ApoA-IV is a cardiovascular protective factor and exerts anti-inflammatory and anti-oxidative stress effects [11,12,13,14,15,16]. The present study has demonstrated that serum apoA-IV levels are significantly associated with FMD in T2DM patients. Serum apoA-IV levels are higher in patients with high FMD. In logistic analysis, decreased serum apoA-IV level was an independent determinant of low FMD in T2DM patients. In linear regression analysis, apoA-IV was independently correlated with FMD. Our findings have suggested a notion that apoA-IV protects endothelial function as represented by FMD in diabetic patients, consistent with previous evidence [11,12,13,14,15,16].

It has been evidenced that the endothelial function is the main element of vascular homeostasis regarding vasoconstriction-vasodilation regulation, anti-inflammatory and anticoagulant properties. Among endothelium-derived mediators, nitric oxide suppresses cell inflammation and inflammatory cell adhesion, inhibits thrombosis, facilitates blood flow, and limits vessel wall remodeling [20]. Endothelial dysfunction is a diffuse vascular disorder characterized by reduced NO bioavailability.
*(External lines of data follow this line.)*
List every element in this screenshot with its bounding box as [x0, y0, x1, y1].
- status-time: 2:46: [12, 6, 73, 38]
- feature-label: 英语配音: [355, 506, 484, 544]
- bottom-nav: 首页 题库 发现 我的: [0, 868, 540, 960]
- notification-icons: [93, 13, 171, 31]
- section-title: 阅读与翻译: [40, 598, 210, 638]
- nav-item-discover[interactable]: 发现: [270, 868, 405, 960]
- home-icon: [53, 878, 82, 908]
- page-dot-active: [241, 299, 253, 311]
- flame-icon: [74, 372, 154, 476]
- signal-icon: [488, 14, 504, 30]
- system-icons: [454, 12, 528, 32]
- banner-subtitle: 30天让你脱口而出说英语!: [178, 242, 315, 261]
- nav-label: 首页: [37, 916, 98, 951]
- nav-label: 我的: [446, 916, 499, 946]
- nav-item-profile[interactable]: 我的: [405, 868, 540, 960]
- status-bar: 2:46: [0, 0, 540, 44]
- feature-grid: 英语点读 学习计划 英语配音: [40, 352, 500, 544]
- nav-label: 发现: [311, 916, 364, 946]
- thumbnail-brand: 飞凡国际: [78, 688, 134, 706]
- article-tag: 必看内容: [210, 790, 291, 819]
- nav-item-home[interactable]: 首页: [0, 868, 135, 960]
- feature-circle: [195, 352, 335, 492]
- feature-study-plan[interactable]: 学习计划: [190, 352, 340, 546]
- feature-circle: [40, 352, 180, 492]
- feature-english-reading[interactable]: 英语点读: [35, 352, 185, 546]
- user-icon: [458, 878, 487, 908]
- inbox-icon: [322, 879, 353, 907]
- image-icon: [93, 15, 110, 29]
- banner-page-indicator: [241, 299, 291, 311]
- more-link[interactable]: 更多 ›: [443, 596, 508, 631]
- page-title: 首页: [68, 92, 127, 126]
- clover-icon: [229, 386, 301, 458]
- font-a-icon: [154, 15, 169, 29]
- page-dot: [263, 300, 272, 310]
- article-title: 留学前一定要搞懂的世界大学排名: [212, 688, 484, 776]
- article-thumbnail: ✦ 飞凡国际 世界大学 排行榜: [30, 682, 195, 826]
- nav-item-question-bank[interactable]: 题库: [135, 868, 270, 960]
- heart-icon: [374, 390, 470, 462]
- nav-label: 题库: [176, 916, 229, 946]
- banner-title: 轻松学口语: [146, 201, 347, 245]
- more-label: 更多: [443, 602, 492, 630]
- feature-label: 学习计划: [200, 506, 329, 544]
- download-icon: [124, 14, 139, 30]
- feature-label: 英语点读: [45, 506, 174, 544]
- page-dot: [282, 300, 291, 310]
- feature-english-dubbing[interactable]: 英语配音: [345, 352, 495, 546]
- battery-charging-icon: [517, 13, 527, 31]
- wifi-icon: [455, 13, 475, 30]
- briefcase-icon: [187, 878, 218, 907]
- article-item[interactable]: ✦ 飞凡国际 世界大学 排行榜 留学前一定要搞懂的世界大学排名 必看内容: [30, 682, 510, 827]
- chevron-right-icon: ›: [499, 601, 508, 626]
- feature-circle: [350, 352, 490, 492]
It occurs at early stage of atherosclerosis, and progresses throughout the whole atherosclerosis process, which significantly aggravates under diabetic condition [21]. FMD of peripheral conduit arteries is one of the common tests for endothelial function. Previous study shows that FMD is lower in T2DM group versus control group [22]. FMD surveillance may have prognostic significance. Since FMD responds rapidly to treatment, it is used to verify drug efficacy and to evaluate bioactive substances [23].

In the present study, serum apoA-IV levels were positively associated with FMD in T2DM patients and decreased apoA-IV level was an independent determinant of low FMD in diabetic patients in logistic regression analysis. Our results suggest that apoA-IV protects endothelial function and subsequently prevent atherogenesis, which is consistent with previous studies [11,12,13,14,15,16]. Previous researches have also demonstrated that in animal models, apoA-IV transgenic mice reveal remarkable attenuation in atherogenesis after western diet as compared with control mice [24]. ApoE-/- mice with overexpression or infusion of human apoA-IV manifest less atherosclerotic lesions with steady fiber cap and smaller lipid core [16, 25, 26]. In human, serum apoA-IV concentrations negatively correlate with CAD in Caucasian, Asian Indian and Chinese population [27, 28] and also with chronic kidney disease in a prospective cohort study [29]. Our findings add novel information regarding apoA-IV function, jointly supporting apoA-IV as a cardiovascular protective factor.

Limitations of the study

First, the study is a cross-sectional study, aiming to investigate the relationship between FMD and apoA-IV, but not causative links. Second, apoA-IV has various modification forms in diabetic patients, which may influence the biological functions of apoA-IV [17]. In our future studies, prospective study regarding the relation of endothelial function and apoA-IV level or modifications of apoA-IV will be done.

Conclusion

Serum apoA-IV levels are associated with FMD in patients with T2DM, suggesting that apoA-IV protects endothelial function in patients with T2DM.